One reason is coverage. There are plenty of sites in the Northern hemisphere, but few in the Soutern. Sure, you can have one big observatory in the Southern hemisphere and place it high enough so it doesn't get too affected by weather. But you may still get some cloudy nights, and some types of observations do require regular monitoring so if you want to observe on a given place and it's cloudy there, it's as if there wasn't any telescope there, you're dependent on other sites having clear skies.
Another reason is that there are more sites with potentially clear skies in terms of light pollution, since the majority of the world population lives in the Northern hemisphere.

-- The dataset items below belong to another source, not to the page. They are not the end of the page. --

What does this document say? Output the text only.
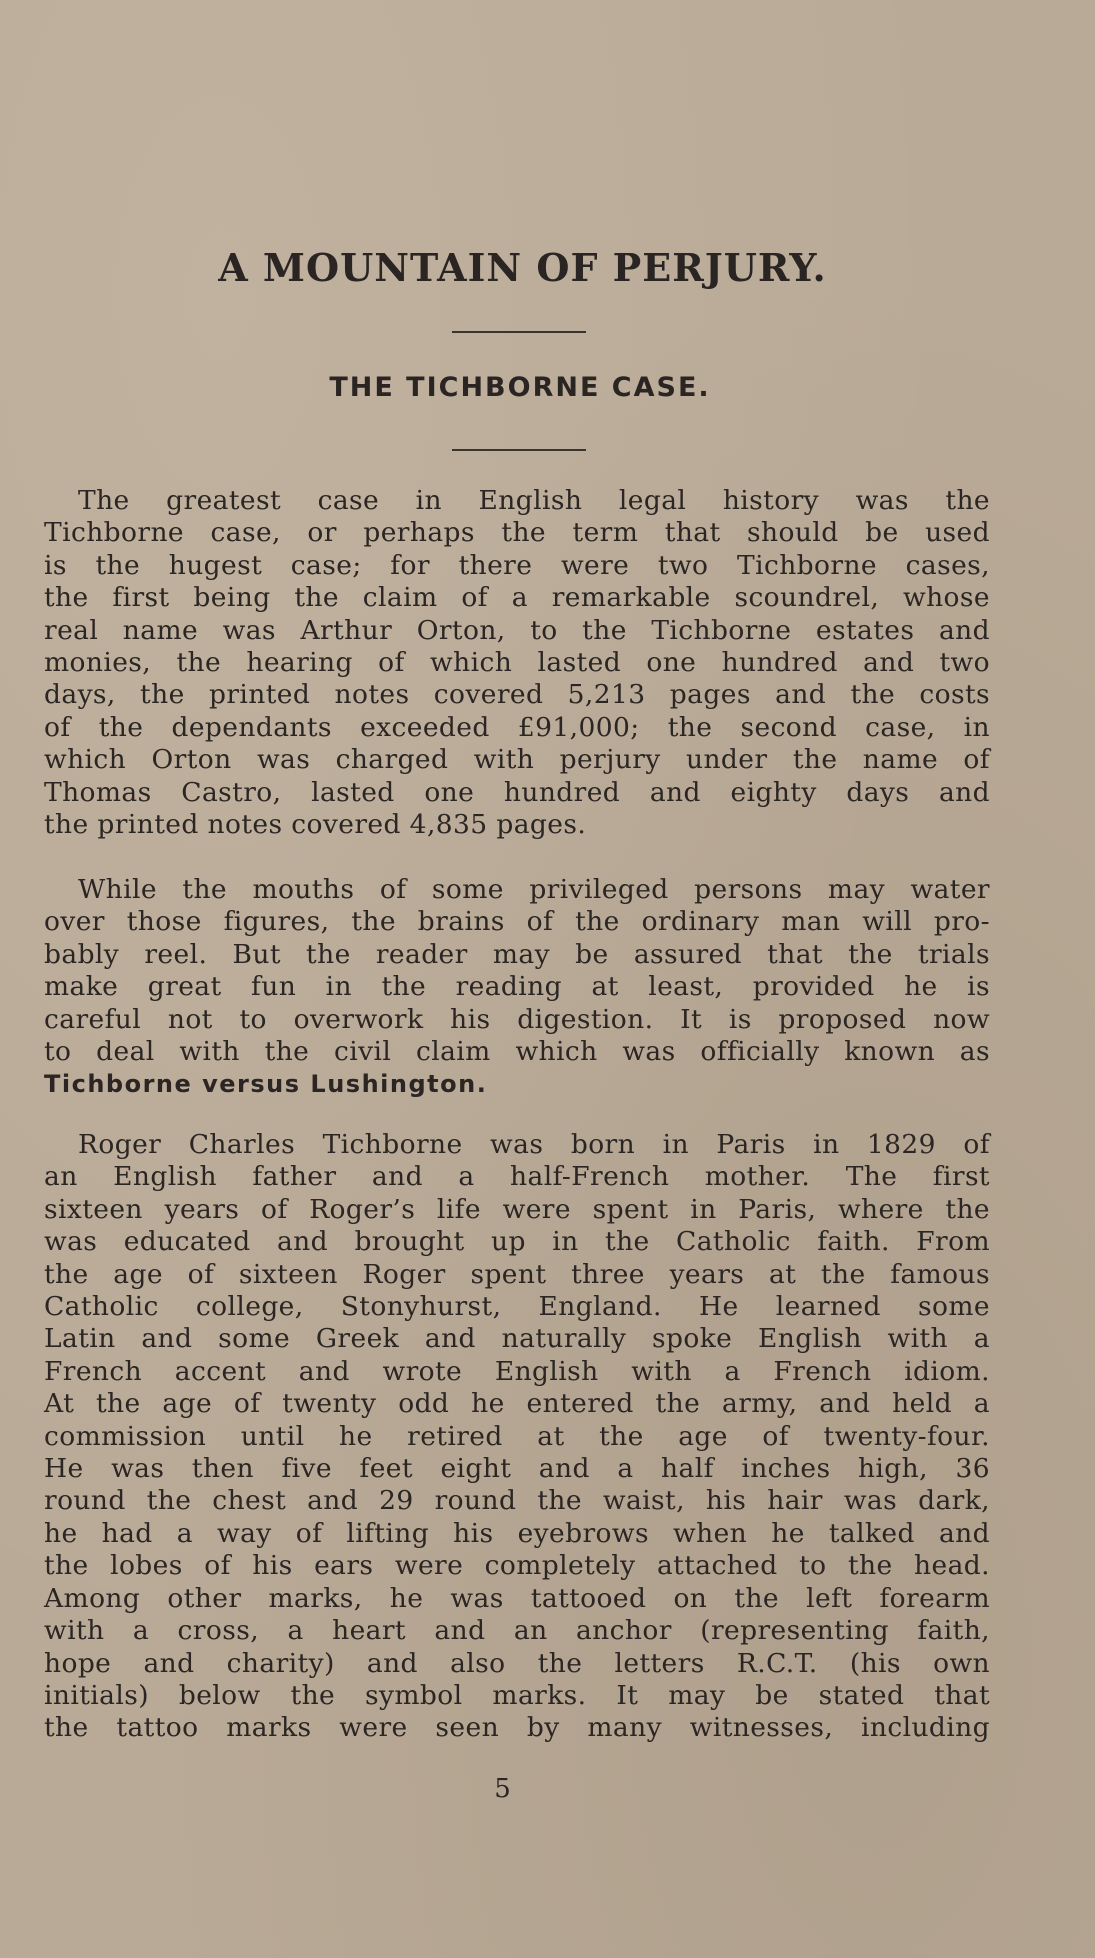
A MOUNTAIN OF PERJURY.
THE TICHBORNE CASE.
The greatest case in English legal history was the
Tichborne case, or perhaps the term that should be used
is the hugest case; for there were two Tichborne cases,
the first being the claim of a remarkable scoundrel, whose
real name was Arthur Orton, to the Tichborne estates and
monies, the hearing of which lasted one hundred and two
days, the printed notes covered 5,213 pages and the costs
of the dependants exceeded £91,000; the second case, in
which Orton was charged with perjury under the name of
Thomas Castro, lasted one hundred and eighty days and
the printed notes covered 4,835 pages.
While the mouths of some privileged persons may water
over those figures, the brains of the ordinary man will pro-
bably reel. But the reader may be assured that the trials
make great fun in the reading at least, provided he is
careful not to overwork his digestion. It is proposed now
to deal with the civil claim which was officially known as
Tichborne versus Lushington.
Roger Charles Tichborne was born in Paris in 1829 of
an English father and a half-French mother. The first
sixteen years of Roger’s life were spent in Paris, where the
was educated and brought up in the Catholic faith. From
the age of sixteen Roger spent three years at the famous
Catholic college, Stonyhurst, England. He learned some
Latin and some Greek and naturally spoke English with a
French accent and wrote English with a French idiom.
At the age of twenty odd he entered the army, and held a
commission until he retired at the age of twenty-four.
He was then five feet eight and a half inches high, 36
round the chest and 29 round the waist, his hair was dark,
he had a way of lifting his eyebrows when he talked and
the lobes of his ears were completely attached to the head.
Among other marks, he was tattooed on the left forearm
with a cross, a heart and an anchor (representing faith,
hope and charity) and also the letters R.C.T. (his own
initials) below the symbol marks. It may be stated that
the tattoo marks were seen by many witnesses, including
5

Sure, there is also less landmass.
The third is seeing conditions. It's better to observe overhead than near the horizon, because near the horizon the light has to transverse a bigger portion of the atmosphere, therefore it gets more affected by turbulence and absorption. Overhead there's less atmosphere for light to transverse, so the images appear more steady and less affected by the water vapor and dust in the atmosphere (which produces some reddening).
The sky over Antartica is particularly dry, because all the water that could be in the atmosphere precipitates as snow. Moist air coming from the sea loses, if it precipitates, loses its moisture as it crosses the landmass. So you have a very dry air deep inside the continent.
In the South Pole, a different kind of telescope is being prepared as well, called a neutrino telescope. It's the "IceCube" experiment. Basically, they bury a set of "light detectors" called photomultipliers deep in the snow, covering a volume of about one cubic mile. The ice at those depths is more or less transparent. When neutrinos transverse the Earth, some of them react with matter and produce electrons or muons with very high speeds. Some of the neutrino-matter interactions may even happen reasonably near the active volume, inside the ice. Those particles, which are charged, when crossing a transparent medium at a speed greater than the speed of light in that medium (in this case, ice), produce Cherenkov radiation, which is the blue glow you see in a nuclear reactor water well. Those flashes of blue light are then measured to reconstruct the passage of those secondary muons or electrons, and from those they are able to reconstruct the trajectory and energy of the original neutrino. These are significant to investigate high-energy phenomena, either from the Sun (solar neutrinos) or from extra-galactic origins (cosmic rays). So this is a different kind of telescope, because it measures a different kind of particle (not photons, but neutrinos). I hope this makes your head spin some more.